All that spending has been obscured from the public eye, buried in supplemental bills that often go way beyond addressing actually unforeseen emergencies. And Congress knew exactly what it was doing. As de Rugy noted, a report from Sen. Jon Kyl (R–Ariz.) stated openly that "Congress should fund operations in Iraq through emergency supplemental appropriations (because funding it through the regular appropriations process would unnecessarily inflate the defense budget)." Transparency in the Pentagon's finances, in other words, might lead to sticker shock and thus reduced support for the war effort. The George W. Bush White House couldn't have that.

Supplemental appropriations have been lower under Barack Obama, but that may soon change.
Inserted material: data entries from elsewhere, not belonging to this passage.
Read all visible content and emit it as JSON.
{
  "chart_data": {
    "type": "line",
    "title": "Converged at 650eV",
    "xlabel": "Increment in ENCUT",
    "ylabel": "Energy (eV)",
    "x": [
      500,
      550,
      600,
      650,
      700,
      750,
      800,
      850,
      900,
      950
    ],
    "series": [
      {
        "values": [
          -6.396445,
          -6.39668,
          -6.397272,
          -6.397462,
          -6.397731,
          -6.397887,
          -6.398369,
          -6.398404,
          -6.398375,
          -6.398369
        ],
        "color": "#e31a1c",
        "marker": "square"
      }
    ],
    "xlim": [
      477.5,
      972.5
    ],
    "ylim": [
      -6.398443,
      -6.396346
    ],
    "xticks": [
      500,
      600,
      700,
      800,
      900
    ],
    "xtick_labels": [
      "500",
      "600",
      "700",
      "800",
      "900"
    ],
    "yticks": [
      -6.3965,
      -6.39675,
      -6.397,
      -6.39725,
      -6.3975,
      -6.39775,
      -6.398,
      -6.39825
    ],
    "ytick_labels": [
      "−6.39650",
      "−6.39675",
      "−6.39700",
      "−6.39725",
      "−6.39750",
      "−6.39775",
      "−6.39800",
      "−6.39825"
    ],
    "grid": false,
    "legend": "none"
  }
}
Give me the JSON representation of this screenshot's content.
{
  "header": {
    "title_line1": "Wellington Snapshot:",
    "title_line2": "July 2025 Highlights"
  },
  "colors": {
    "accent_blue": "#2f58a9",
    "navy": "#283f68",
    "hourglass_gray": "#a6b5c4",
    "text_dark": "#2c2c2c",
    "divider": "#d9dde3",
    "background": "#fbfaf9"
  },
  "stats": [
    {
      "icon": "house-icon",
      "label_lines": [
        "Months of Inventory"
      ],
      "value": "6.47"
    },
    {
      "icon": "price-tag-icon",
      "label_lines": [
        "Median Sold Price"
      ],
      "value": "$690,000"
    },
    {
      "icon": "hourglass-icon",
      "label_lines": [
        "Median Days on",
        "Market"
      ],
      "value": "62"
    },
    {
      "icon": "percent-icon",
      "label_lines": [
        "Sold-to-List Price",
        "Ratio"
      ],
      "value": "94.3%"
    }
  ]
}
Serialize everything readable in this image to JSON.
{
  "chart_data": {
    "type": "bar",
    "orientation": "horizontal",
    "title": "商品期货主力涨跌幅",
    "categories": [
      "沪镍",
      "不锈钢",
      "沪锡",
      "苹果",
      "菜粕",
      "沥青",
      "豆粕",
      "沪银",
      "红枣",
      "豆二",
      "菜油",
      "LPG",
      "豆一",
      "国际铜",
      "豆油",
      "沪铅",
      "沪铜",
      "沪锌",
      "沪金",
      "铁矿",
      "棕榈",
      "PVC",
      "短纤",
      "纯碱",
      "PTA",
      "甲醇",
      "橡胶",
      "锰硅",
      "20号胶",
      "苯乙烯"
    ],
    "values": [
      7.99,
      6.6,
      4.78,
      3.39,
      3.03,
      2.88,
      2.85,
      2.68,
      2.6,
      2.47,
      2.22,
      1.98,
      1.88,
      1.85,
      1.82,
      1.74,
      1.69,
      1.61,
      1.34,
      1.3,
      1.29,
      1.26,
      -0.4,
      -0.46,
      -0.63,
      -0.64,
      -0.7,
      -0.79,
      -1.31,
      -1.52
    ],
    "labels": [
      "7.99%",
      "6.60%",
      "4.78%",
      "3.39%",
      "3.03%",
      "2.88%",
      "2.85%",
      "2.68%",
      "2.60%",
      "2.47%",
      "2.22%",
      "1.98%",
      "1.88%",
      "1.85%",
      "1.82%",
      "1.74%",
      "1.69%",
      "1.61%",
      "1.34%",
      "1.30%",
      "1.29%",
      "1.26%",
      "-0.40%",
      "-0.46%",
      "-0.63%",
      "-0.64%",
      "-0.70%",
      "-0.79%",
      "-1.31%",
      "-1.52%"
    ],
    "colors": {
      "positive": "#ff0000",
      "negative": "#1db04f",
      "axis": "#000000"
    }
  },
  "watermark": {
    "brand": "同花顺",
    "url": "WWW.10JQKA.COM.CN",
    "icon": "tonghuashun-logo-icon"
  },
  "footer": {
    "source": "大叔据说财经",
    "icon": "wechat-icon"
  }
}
In the wake of terrorist attacks in Paris and in San Bernardino, California, agitation for a new war against the Islamic State has heightened. Sens. John McCain (R–Ariz.) and Lindsey Graham (R–S.C.) have called for deploying 20,000 U.S. troops to Iraq and Syria. A "specialized expeditionary targeting force" of up to 200 special ops is already there, and a December CNN/ORC poll found 53 percent of Americans support putting more boots on the ground to combat ISIS.

How much would that ground war really cost? Thanks to emergency appropriations, voters may never find out.